Location
- North Trade Road Battle, East Sussex, TN33 0HT England 50°54′58″N 0°28′01″E﻿ / ﻿50.916°N 0.467°E

Information
- Type: Community school
- Established: 1955
- Local authority: East Sussex
- Department for Education URN: 114584 Tables
- Ofsted: Reports
- Principal: Mr C Connor
- Staff: ~70
- Gender: Coeducational
- Age: 11 to 16
- Enrolment: c. 1250
- Capacity: 1120
- Houses: Caldbec, Montjoie, Oakwood, Santlache, Telleham
- Colours: Purple, blue, silver, red and green
- Publication: Claverham Newsletter
- Website: claverham.e-sussex.sch.uk

= Claverham Community College =

Claverham Community College is a comprehensive secondary school/community college in Battle, East Sussex, England. It has sports facilities such as a climbing wall, Community Sports Hall, gym, dance studio, fitness suite, and playing fields.

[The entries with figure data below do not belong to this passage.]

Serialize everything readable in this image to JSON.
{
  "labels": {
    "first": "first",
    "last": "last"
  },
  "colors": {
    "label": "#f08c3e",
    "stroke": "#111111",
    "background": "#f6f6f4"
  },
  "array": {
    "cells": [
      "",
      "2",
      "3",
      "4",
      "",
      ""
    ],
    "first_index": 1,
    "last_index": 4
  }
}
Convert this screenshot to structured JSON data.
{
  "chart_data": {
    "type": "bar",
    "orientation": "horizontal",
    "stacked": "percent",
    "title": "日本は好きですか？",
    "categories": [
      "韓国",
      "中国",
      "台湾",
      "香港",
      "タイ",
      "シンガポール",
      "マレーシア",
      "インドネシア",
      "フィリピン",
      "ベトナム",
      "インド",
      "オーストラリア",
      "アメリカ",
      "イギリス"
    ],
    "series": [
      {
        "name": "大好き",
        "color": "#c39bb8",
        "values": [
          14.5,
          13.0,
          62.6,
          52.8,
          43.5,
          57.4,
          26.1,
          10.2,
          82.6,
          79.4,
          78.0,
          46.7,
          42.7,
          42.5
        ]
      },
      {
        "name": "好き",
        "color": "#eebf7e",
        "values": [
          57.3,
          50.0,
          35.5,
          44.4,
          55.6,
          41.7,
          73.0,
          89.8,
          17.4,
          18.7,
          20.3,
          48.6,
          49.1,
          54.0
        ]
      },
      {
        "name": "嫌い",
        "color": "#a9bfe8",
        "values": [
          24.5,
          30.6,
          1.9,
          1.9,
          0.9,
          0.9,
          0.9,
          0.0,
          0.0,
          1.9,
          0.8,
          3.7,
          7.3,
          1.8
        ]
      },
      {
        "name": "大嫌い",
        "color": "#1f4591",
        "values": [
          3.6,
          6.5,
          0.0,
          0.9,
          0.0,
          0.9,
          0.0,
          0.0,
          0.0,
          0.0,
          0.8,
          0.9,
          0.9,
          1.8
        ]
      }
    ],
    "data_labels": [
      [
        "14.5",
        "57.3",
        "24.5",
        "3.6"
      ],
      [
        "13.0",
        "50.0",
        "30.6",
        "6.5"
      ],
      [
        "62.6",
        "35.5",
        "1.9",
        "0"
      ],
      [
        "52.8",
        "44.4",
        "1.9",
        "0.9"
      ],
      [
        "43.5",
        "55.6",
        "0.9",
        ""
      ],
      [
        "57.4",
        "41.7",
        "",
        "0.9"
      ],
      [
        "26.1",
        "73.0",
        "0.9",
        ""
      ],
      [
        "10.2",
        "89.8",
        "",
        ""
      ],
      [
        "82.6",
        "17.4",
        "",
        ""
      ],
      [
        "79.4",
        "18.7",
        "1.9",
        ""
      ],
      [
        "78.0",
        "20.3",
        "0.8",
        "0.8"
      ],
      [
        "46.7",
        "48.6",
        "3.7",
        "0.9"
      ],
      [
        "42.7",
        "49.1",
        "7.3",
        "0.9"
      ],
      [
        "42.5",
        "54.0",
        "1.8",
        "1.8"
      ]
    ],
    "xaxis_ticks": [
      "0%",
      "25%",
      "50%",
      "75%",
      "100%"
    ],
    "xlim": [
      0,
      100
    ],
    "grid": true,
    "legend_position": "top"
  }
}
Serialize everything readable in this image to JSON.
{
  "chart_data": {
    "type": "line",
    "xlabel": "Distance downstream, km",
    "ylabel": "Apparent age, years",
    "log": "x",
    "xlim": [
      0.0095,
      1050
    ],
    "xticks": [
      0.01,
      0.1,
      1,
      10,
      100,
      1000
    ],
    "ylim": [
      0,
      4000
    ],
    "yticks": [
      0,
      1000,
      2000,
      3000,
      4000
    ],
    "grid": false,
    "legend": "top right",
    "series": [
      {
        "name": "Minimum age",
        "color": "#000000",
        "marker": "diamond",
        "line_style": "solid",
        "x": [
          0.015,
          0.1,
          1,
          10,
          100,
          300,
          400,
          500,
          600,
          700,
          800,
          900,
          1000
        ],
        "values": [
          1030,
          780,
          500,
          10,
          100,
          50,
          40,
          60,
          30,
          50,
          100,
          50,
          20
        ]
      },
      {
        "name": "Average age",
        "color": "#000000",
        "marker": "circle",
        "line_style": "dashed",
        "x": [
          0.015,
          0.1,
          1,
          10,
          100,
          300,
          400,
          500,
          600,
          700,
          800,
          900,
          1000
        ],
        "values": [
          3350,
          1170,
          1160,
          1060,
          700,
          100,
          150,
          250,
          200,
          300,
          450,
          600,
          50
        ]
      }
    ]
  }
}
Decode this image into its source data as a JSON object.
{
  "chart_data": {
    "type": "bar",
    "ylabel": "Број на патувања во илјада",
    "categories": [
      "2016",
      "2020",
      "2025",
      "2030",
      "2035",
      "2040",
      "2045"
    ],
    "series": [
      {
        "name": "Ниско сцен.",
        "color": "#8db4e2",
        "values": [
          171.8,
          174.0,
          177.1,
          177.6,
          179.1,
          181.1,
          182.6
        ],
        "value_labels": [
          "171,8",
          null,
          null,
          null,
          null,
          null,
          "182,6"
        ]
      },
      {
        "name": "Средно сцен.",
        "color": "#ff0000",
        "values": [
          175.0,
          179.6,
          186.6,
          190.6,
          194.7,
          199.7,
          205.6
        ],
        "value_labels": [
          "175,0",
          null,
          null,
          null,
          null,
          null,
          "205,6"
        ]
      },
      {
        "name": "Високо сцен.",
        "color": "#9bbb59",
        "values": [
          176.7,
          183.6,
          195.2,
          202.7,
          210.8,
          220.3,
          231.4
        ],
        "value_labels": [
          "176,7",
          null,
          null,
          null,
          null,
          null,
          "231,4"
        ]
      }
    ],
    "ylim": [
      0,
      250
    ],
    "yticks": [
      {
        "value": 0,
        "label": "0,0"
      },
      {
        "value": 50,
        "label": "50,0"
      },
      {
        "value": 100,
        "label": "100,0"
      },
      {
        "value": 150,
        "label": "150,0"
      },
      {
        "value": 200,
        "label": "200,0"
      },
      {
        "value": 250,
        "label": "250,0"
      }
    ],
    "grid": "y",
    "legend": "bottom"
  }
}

Claverham Community College is a mixed comprehensive school for pupils aged 11–16 and a Community College. It has approximately 1150 pupils and about 2500 associates of the College who attend adult evening classes or are members of affiliated societies.

The Community College was established in 1973 and was developed from the former Battle County Secondary School built in 1955. In school terms the College became fully comprehensive in 1976.

==History==
The college takes its title from the Anglo-Saxon pre-conquest description of the particular area in which it is situated - place of clover or good pasture. The college opened in 1955.

==Campus==
The college is about one mile west of the market town of Battle and is situated within 42 acres of wood and parkland.

The college grounds incorporate land which belonged formerly to the Battle Abbey Estate and are immediately adjacent to the site of the Battle of Hastings.